Der Schlüssel zu gelungenen Madeleines liegt in der Balance. Die Erdbeere darf präsent sein, aber nicht dominieren. Sie soll die buttrige Tiefe des Gebäcks unterstreichen, nicht überdecken. Ebenso wichtig ist die Textur: außen leicht goldbraun und zart knusprig, innen weich und luftig. Und natürlich darf die charakteristische Wölbung – die „bosse“ – nicht fehlen, die beim Backen durch einen kurzen Temperaturschock entsteht.
Im Folgenden ein klassisches Rezept für Madeleines à la fraise mit feiner Erdbeerglasur.

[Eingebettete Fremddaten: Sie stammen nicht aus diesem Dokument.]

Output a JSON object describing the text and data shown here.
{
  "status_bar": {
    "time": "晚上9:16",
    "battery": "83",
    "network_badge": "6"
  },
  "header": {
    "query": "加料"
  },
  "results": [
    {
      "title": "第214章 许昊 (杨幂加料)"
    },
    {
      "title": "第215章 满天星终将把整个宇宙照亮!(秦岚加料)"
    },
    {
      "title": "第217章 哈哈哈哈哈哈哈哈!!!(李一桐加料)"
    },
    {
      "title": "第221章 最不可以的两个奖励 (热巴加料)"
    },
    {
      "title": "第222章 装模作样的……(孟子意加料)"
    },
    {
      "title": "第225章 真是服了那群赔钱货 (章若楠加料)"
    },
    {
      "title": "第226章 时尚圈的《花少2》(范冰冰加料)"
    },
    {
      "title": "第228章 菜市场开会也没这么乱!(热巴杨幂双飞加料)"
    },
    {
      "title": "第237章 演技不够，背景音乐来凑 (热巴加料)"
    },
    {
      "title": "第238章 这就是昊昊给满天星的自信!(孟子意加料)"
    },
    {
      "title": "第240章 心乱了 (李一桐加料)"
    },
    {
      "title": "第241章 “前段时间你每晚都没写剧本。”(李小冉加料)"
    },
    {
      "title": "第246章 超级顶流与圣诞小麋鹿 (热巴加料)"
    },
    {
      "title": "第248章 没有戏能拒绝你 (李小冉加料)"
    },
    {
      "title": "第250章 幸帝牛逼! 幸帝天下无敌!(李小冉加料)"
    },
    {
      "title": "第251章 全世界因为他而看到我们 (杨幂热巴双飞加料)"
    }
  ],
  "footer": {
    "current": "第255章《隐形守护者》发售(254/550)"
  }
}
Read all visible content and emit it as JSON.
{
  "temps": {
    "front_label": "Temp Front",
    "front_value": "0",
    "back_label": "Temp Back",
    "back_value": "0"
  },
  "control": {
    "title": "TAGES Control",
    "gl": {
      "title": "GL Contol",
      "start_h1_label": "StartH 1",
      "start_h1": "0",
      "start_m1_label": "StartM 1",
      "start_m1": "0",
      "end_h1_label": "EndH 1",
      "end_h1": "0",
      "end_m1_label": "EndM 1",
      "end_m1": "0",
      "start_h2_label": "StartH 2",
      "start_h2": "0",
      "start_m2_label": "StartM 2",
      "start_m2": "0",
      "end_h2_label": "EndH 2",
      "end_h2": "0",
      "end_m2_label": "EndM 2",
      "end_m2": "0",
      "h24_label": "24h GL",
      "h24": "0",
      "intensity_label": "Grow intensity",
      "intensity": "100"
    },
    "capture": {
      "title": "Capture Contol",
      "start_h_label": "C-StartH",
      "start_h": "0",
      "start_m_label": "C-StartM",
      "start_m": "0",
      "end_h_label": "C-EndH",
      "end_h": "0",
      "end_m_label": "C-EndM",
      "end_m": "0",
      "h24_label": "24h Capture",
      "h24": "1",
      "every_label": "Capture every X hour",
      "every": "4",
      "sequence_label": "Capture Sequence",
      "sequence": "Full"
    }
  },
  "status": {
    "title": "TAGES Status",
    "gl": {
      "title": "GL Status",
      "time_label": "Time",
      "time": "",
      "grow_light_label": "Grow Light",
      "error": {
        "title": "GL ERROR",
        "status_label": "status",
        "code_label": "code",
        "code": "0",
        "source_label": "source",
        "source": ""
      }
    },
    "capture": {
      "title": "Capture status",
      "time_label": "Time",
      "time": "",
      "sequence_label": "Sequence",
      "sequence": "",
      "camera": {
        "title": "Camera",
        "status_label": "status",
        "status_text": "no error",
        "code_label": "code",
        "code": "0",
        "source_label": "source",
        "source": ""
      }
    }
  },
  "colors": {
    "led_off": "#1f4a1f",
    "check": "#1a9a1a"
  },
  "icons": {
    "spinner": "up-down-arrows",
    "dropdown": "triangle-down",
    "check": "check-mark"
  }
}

Rezept: Madeleines à la fraise
Zutaten für etwa 20 Stück:
Für den Teig:
- 2 Eier
- 100 g Zucker
- 1 Päckchen Vanillezucker
- 120 g Butter
- 120 g Mehl
- 1 Teelöffel Backpulver
- 1 Prise Salz
- 2 Esslöffel Erdbeerpüree (aus frischen, pürierten Erdbeeren)
Für die Erdbeerglasur:
- 100 g Puderzucker
- 2–3 Esslöffel Erdbeerpüree
- Einige Tropfen Zitronensaft
Zubereitung:
Zunächst die Butter vorsichtig schmelzen und leicht abkühlen lassen. In einer Schüssel die Eier mit Zucker und Vanillezucker schaumig schlagen, bis die Masse hell und luftig ist. Das Erdbeerpüree unterrühren. In einer separaten Schüssel Mehl, Backpulver und Salz vermischen und anschließend vorsichtig unter die Eiermasse heben. Zum Schluss die flüssige Butter einarbeiten, bis ein glatter Teig entsteht.
Der Teig sollte nun für mindestens 30 Minuten im Kühlschrank ruhen. Dieser Schritt ist entscheidend für die typische Form und Textur der Madeleines.
Den Backofen auf 200 Grad vorheizen. Eine Madeleine-Form einfetten und leicht bemehlen. Den gekühlten Teig in die Mulden füllen, jedoch nicht ganz bis zum Rand.
Die Madeleines etwa 8 bis 10 Minuten backen. Nach wenigen Minuten sollte sich die charakteristische Wölbung bilden. Sobald die Ränder goldbraun sind, die Küchlein aus dem Ofen nehmen und kurz abkühlen lassen, bevor sie aus der Form gelöst werden.
Für die Glasur den Puderzucker mit Erdbeerpüree und Zitronensaft glatt rühren, bis eine dickflüssige, glänzende Konsistenz entsteht. Die abgekühlten Madeleines entweder eintauchen oder mit einem Löffel überziehen. Anschließend trocknen lassen.
Madeleines à la fraise sind mehr als nur ein Gebäck – sie sind ein Ausdruck der Saison, ein Spiel aus Texturen und Aromen, das die Leichtigkeit des Frühlings einfängt. Ob zum Nachmittagskaffee, als elegantes Dessert oder als kleines Geschenk: Sie bringen ein Stück französische Lebensart auf den Tisch, sobald die Erdbeeren ihren großen Auftritt haben.